Red Bull won four consecutive world championships in the V8 era but has beena bit-part player since 2014. Can the team deliver on its ambition now?
THIS IS YET another season in which many observers have predicted that Horner’s team will emerge as the greatest threat to Mercedes. But despite the obvious strengths of Red Bull’s young, ambitious driver line-up and technical strength in depth, questions remain about the engine.
While those fundamentals have not changed ahead of the latest campaign, singling out one factor for underperformance can lead a team to complacency and folly. Formula 1 is a constantly changing sport that demands continuous evolution – and restless self-examination. It would have been very easy for Red Bull to carry on blaming Renault for its competitive shortfalls, even in the face of evidence that the team itself had authored some of its own troubles, particularly last season.
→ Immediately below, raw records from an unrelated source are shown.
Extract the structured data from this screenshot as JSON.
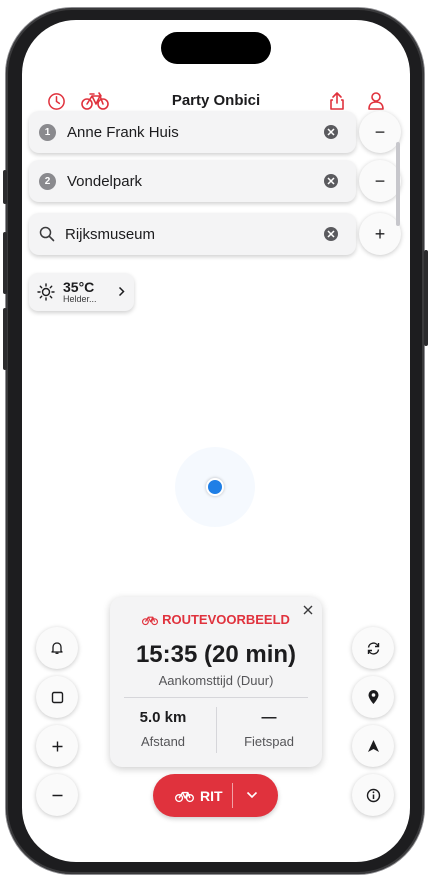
{
  "header": {
    "title": "Party Onbici",
    "left_icons": [
      "history-icon",
      "bicycle-icon"
    ],
    "right_icons": [
      "share-icon",
      "profile-icon"
    ]
  },
  "route_inputs": [
    {
      "badge": "1",
      "label": "Anne Frank Huis",
      "action": "−"
    },
    {
      "badge": "2",
      "label": "Vondelpark",
      "action": "−"
    },
    {
      "badge": "",
      "label": "Rijksmuseum",
      "action": "+"
    }
  ],
  "weather": {
    "temperature": "35°C",
    "description": "Helder..."
  },
  "route_card": {
    "heading": "ROUTEVOORBEELD",
    "time": "15:35 (20 min)",
    "subtitle": "Aankomsttijd (Duur)",
    "distance_value": "5.0 km",
    "distance_label": "Afstand",
    "path_value": "—",
    "path_label": "Fietspad"
  },
  "map_controls_left": [
    "bell-icon",
    "stop-icon",
    "zoom-in-icon",
    "zoom-out-icon"
  ],
  "map_controls_right": [
    "refresh-icon",
    "location-pin-icon",
    "navigate-arrow-icon",
    "info-icon"
  ],
  "ride_button": {
    "label": "RIT"
  },
  "colors": {
    "accent": "#e0323d",
    "location": "#1f7fe6"
  }
}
Instead it has carefully revised many of its behind-the-scenes processes and structures with a view to starting its 2018 F1 campaign in better shape than it has in seasons immediately past.
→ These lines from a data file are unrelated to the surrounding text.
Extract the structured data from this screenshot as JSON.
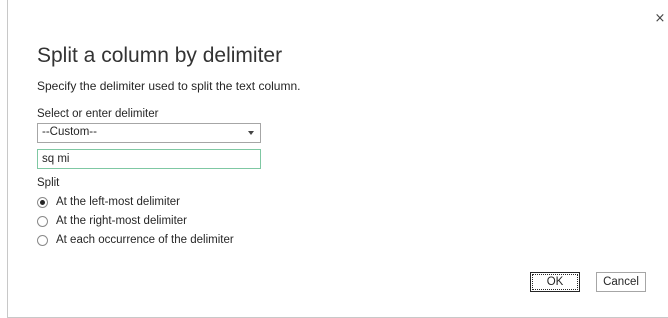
{
  "dialog": {
    "close_glyph": "×",
    "title": "Split a column by delimiter",
    "subtitle": "Specify the delimiter used to split the text column.",
    "delimiter_label": "Select or enter delimiter",
    "delimiter_selected": "--Custom--",
    "custom_value": "sq mi",
    "split_label": "Split",
    "options": [
      {
        "label": "At the left-most delimiter",
        "checked": true
      },
      {
        "label": "At the right-most delimiter",
        "checked": false
      },
      {
        "label": "At each occurrence of the delimiter",
        "checked": false
      }
    ],
    "ok_label": "OK",
    "cancel_label": "Cancel"
  }
}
“You can feel within the team there is an air of ambition and, despite difficulties, the team has never lost its competitive desire and edge,” Horner tells Autosport. “It’s only a matter of time before it rises again.”
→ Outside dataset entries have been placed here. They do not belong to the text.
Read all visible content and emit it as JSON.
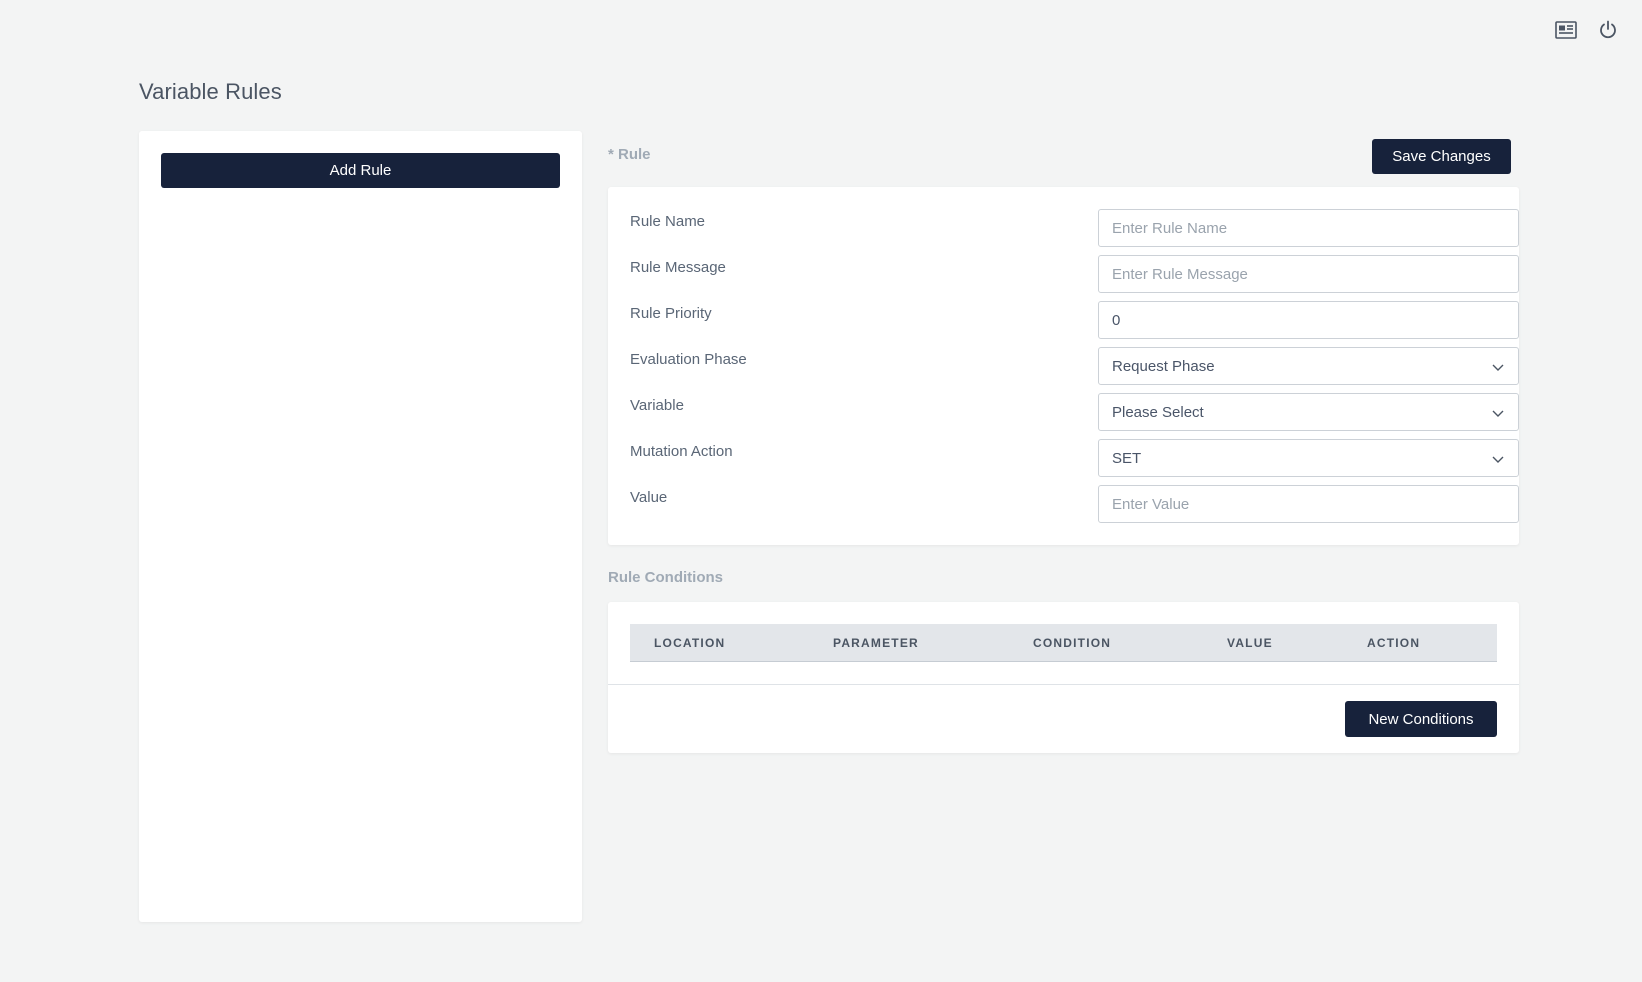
{
  "header": {
    "icons": [
      "news-icon",
      "power-icon"
    ]
  },
  "page": {
    "title": "Variable Rules"
  },
  "sidebar": {
    "add_rule_label": "Add Rule"
  },
  "rule": {
    "section_label": "* Rule",
    "save_label": "Save Changes",
    "fields": [
      {
        "label": "Rule Name",
        "value": "",
        "placeholder": "Enter Rule Name",
        "type": "input"
      },
      {
        "label": "Rule Message",
        "value": "",
        "placeholder": "Enter Rule Message",
        "type": "input"
      },
      {
        "label": "Rule Priority",
        "value": "0",
        "placeholder": "",
        "type": "input"
      },
      {
        "label": "Evaluation Phase",
        "value": "Request Phase",
        "placeholder": "",
        "type": "select"
      },
      {
        "label": "Variable",
        "value": "Please Select",
        "placeholder": "",
        "type": "select"
      },
      {
        "label": "Mutation Action",
        "value": "SET",
        "placeholder": "",
        "type": "select"
      },
      {
        "label": "Value",
        "value": "",
        "placeholder": "Enter Value",
        "type": "input"
      }
    ]
  },
  "conditions": {
    "section_label": "Rule Conditions",
    "columns": [
      "LOCATION",
      "PARAMETER",
      "CONDITION",
      "VALUE",
      "ACTION"
    ],
    "rows": [],
    "new_label": "New Conditions"
  },
  "colors": {
    "primary": "#17223b",
    "background": "#f3f4f4",
    "muted_label": "#a0aab5"
  }
}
While Horner cites 2015’s annus horribilis with Renault – during which their partnership nearly dissolved entirely – as the lowest point most recently, last year indubitably ran it close in terms of disappointment, even though the team notched up three wins. The simple fact is that Red Bull failed to capitalise on a new package of technical rules that made aerodynamics a performance differentiator once again; it began the season with a half-baked offering that enabled Ferrari to take on the mantle of being Mercedes’ closest competitor.